While visiting this organization today, she wrote a letter to the Student Selection Committee and emphasized that her university admission was denied due to her religious beliefs. This occurred even though she was never asked about her beliefs at any stage of her application process.

It is worth mentioning that this year Baha’is were prevented from entering universities just as they have been in previous years. Ruhieh Safajoo is another young Baha’i woman who was prevented from being given her rank from the very beginning; she was instructed to visit the office of the Evaluation Board in Karaj. Not only have her visits and inquiries to this office been left unanswered, but just like with the other Baha’i applicants, none of the visits have been recorded by employees of the Board.

This young Baha’i woman has turned her Facebook page to a virtual place to follow up on her right to education as well as that of her other Baha’i friends. After one of her fruitless trips to the Evaluation Board on August 17th, she wrote: “ I know that nothing will come from all my letters and my voice will not be heard…. However, I made a pact on my birthday, and I will stay true to it…. Please see me…. I am the one who has been deprived of education…. I am the one whose files were reviewed and written up during high school because I defended myself in face of profanity and humiliation…. I am the one whose father was imprisoned, charged with answering people’s questions about his religion…. I am the one whose brother was fired because he is a Baha’i…. Yes, I am the one whose mother was put in prison in her youth…. the one whose parents were deprived of education because they are Baha’is…. the one whose father had a hard time getting me a birth certificate because my name is the name of a historical Baha’i figure…. See me and hear my voice…. “


Prior to this, she had also written to Hassan Rohani and asked the president of the Islamic Republic to keep his promises: “ Dear Mr. Rohani, I am not asking you to allow my dismissed parents, brother, uncles, aunts and many cousins to return to universities. I am asking you only to allow me – out of my entire extended family – to earn a university education. This by itself would be enough for us to trust you and know that you are keeping your promise.”

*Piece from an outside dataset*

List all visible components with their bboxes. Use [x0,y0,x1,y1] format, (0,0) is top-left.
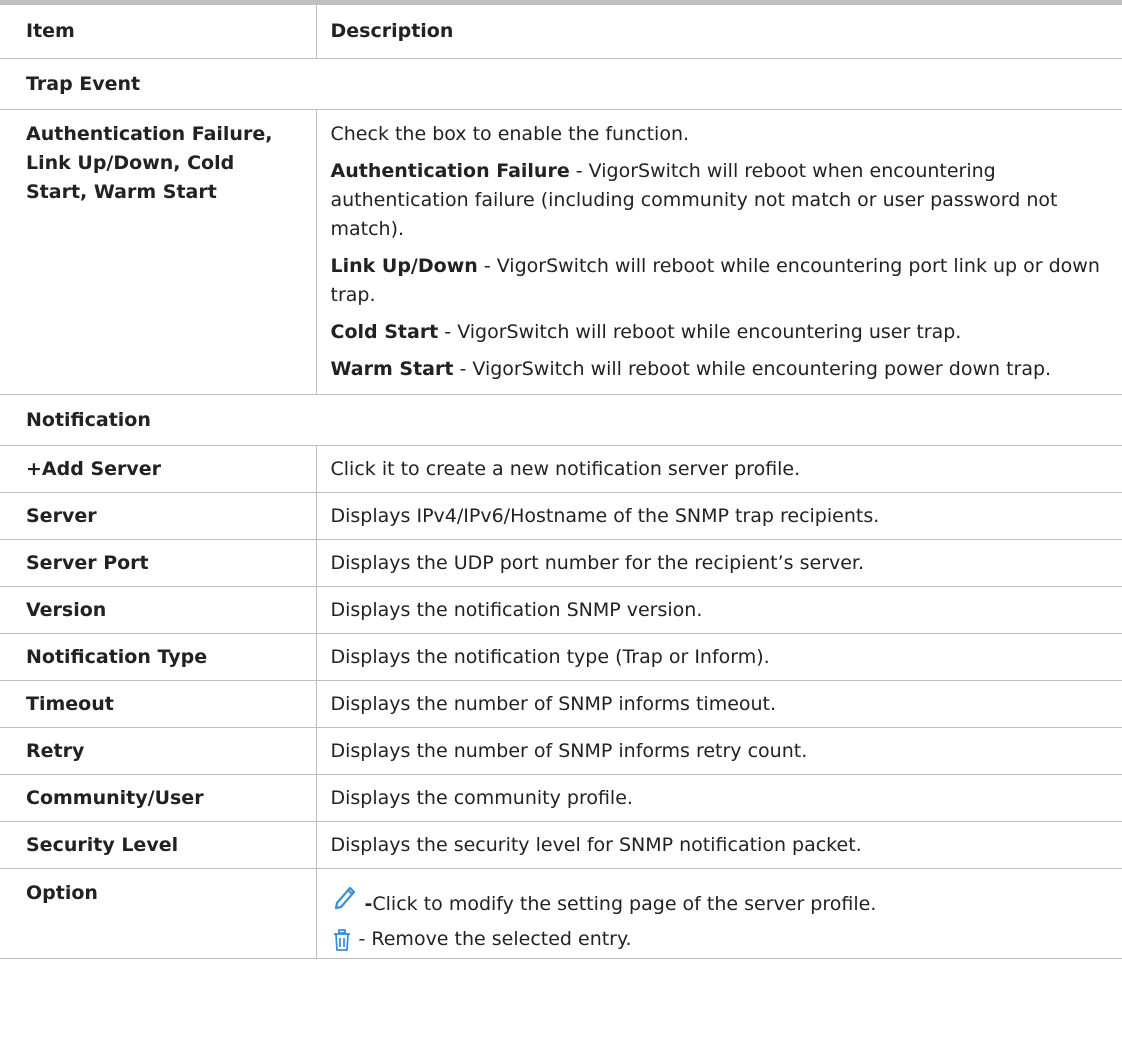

It should be mentioned that the prohibition of the Baha’is from higher education is based on a February 25, 1991 ruling by the Supreme Council of the Cultural Revolution that excludes Baha’is from higher education in addition to employment in government agencies.

According to Article Three of this ruling, not only should Baha’is be prevented from registering at universities, but they should also be dismissed if they are identified as Baha’is after registration and during the course of their university education.